The third time was not the charm for convicted mortgage scammer Wesley A. Snyder.
The former Berks County resident has whiffed on another attempt to get his 12-year prison sentence reduced or thrown out.
U.S. District Chief Judge Yvette Kane, who sentenced Snyder in 2008, ruled that his latest motion failed to address the correct legal points.
Instead, ruled Kane, Snyder simply repeated his prior points.
"The Court will not entertain (Snyder's) attempt to reargue these unsuccessful theories," wrote Kane late last month.
Snyder, 76, who used to live in Oley, is in federal prison in Loretto, Cambria County, near Johnstown.
The collapse of Snyder's mortgage-broker business six years ago threw hundreds of borrowers into chaos.
They were shocked to learn Snyder had stolen their mortgage payments, sticking them with immense debts instead.

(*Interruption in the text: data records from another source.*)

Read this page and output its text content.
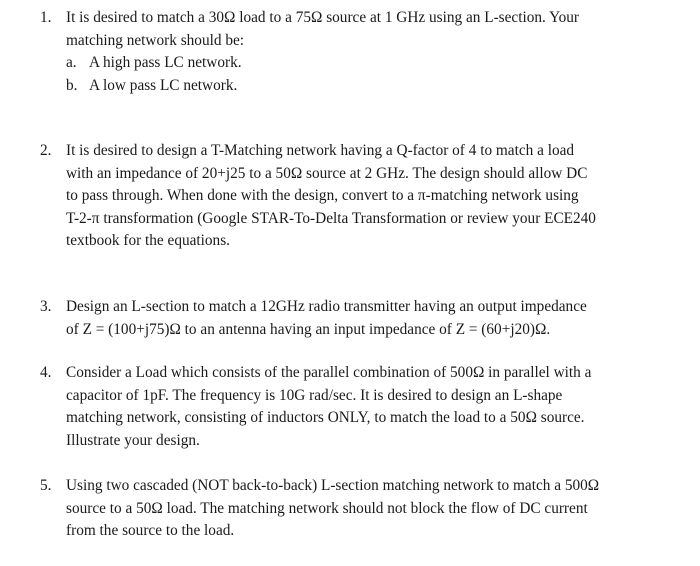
1. It is desired to match a 30Ω load to a 75Ω source at 1 GHz using an L-section. Your
matching network should be:
a. A high pass LC network.
b. A low pass LC network.
2. It is desired to design a T-Matching network having a Q-factor of 4 to match a load
with an impedance of 20+j25 to a 50Ω source at 2 GHz. The design should allow DC
to pass through. When done with the design, convert to a π-matching network using
T-2-π transformation (Google STAR-To-Delta Transformation or review your ECE240
textbook for the equations.
3. Design an L-section to match a 12GHz radio transmitter having an output impedance
of Z = (100+j75)Ω to an antenna having an input impedance of Z = (60+j20)Ω.
4. Consider a Load which consists of the parallel combination of 500Ω in parallel with a
capacitor of 1pF. The frequency is 10G rad/sec. It is desired to design an L-shape
matching network, consisting of inductors ONLY, to match the load to a 50Ω source.
Illustrate your design.
5. Using two cascaded (NOT back-to-back) L-section matching network to match a 500Ω
source to a 50Ω load. The matching network should not block the flow of DC current
from the source to the load.
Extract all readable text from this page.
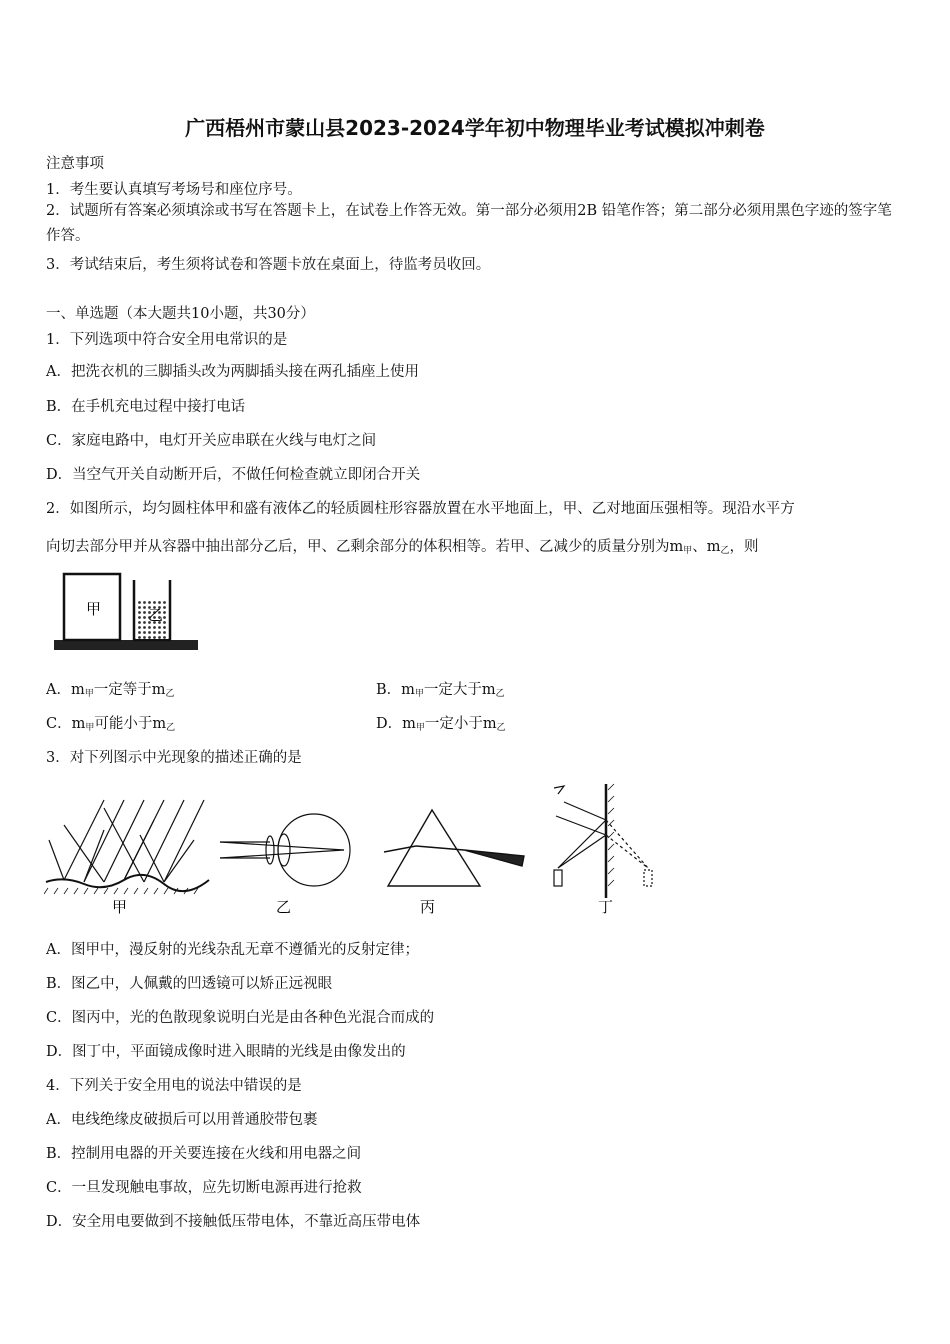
广西梧州市蒙山县2023-2024学年初中物理毕业考试模拟冲刺卷
注意事项
1．考生要认真填写考场号和座位序号。
2．试题所有答案必须填涂或书写在答题卡上，在试卷上作答无效。第一部分必须用2B 铅笔作答；第二部分必须用黑色字迹的签字笔作答。
3．考试结束后，考生须将试卷和答题卡放在桌面上，待监考员收回。
一、单选题（本大题共10小题，共30分）
1．下列选项中符合安全用电常识的是
A．把洗衣机的三脚插头改为两脚插头接在两孔插座上使用
B．在手机充电过程中接打电话
C．家庭电路中，电灯开关应串联在火线与电灯之间
D．当空气开关自动断开后，不做任何检查就立即闭合开关
2．如图所示，均匀圆柱体甲和盛有液体乙的轻质圆柱形容器放置在水平地面上，甲、乙对地面压强相等。现沿水平方
向切去部分甲并从容器中抽出部分乙后，甲、乙剩余部分的体积相等。若甲、乙减少的质量分别为$m_甲$、$m_乙$，则
甲	乙
A．$m_甲$一定等于$m_乙$	B．$m_甲$一定大于$m_乙$
C．$m_甲$可能小于$m_乙$	D．$m_甲$一定小于$m_乙$
3．对下列图示中光现象的描述正确的是
甲	乙	丙	丁
A．图甲中，漫反射的光线杂乱无章不遵循光的反射定律；
B．图乙中，人佩戴的凹透镜可以矫正远视眼
C．图丙中，光的色散现象说明白光是由各种色光混合而成的
D．图丁中，平面镜成像时进入眼睛的光线是由像发出的
4．下列关于安全用电的说法中错误的是
A．电线绝缘皮破损后可以用普通胶带包裹
B．控制用电器的开关要连接在火线和用电器之间
C．一旦发现触电事故，应先切断电源再进行抢救
D．安全用电要做到不接触低压带电体，不靠近高压带电体
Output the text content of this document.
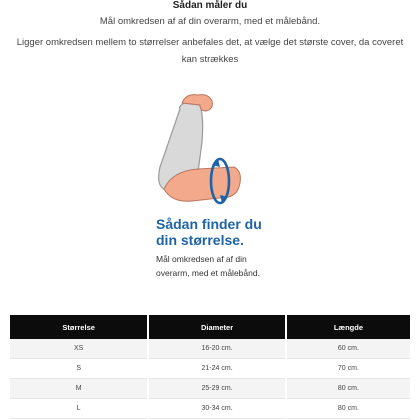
Sådan måler du
Mål omkredsen af af din overarm, med et målebånd.
Ligger omkredsen mellem to størrelser anbefales det, at vælge det største cover, da coveret kan strækkes
Sådan finder du din størrelse.
Mål omkredsen af af din overarm, med et målebånd.
Størrelse	Diameter	Længde
XS	16-20 cm.	60 cm.
S	21-24 cm.	70 cm.
M	25-29 cm.	80 cm.
L	30-34 cm.	80 cm.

The scam swindled 800 victims -- including 300 Lancaster County residents -- out of $29 million.
Snyder pleaded guilty to one count of mail fraud affecting a financial institution.
Besides sentencing Snyder to jail, Kane also ordered him to pay restitution.
Snyder began his efforts to lessen his sentence just nine days after Kane imposed it.
First, Snyder turned to the 3rd U.S. Circuit Court of Appeals.
He contended that Kane failed to adequately consider his age, health, community service and lack of malicious intent.
The 3rd Circuit affirmed Kane's sentence in 2010.
In 2011, Snyder tried a different approach.
He asked Kane to throw out his sentence because his attorney was ineffective.
Snyder also said he did not enter his guilty plea knowingly and voluntarily.
Kane denied that motion in January. Snyder filed a motion the next month asking Kane to reconsider.
In her four-page decision, Kane noted that a motion for reconsideration "is a device of limited utility.
"Its purpose is to correct manifest errors of law or fact, or to present newly discovered evidence."
Although Snyder's motion states that legal standard for reconsideration, the motion "does not provide support for a finding" of a legal error, factual error or new evidence, the judge wrote.
"Instead, (Snyder) attempts to reassert the same arguments contained in his (2011) motion....," Kane ruled.
Snyder does challenge the truth "of some factual details related to his case," but does not back up his claims, said the judge.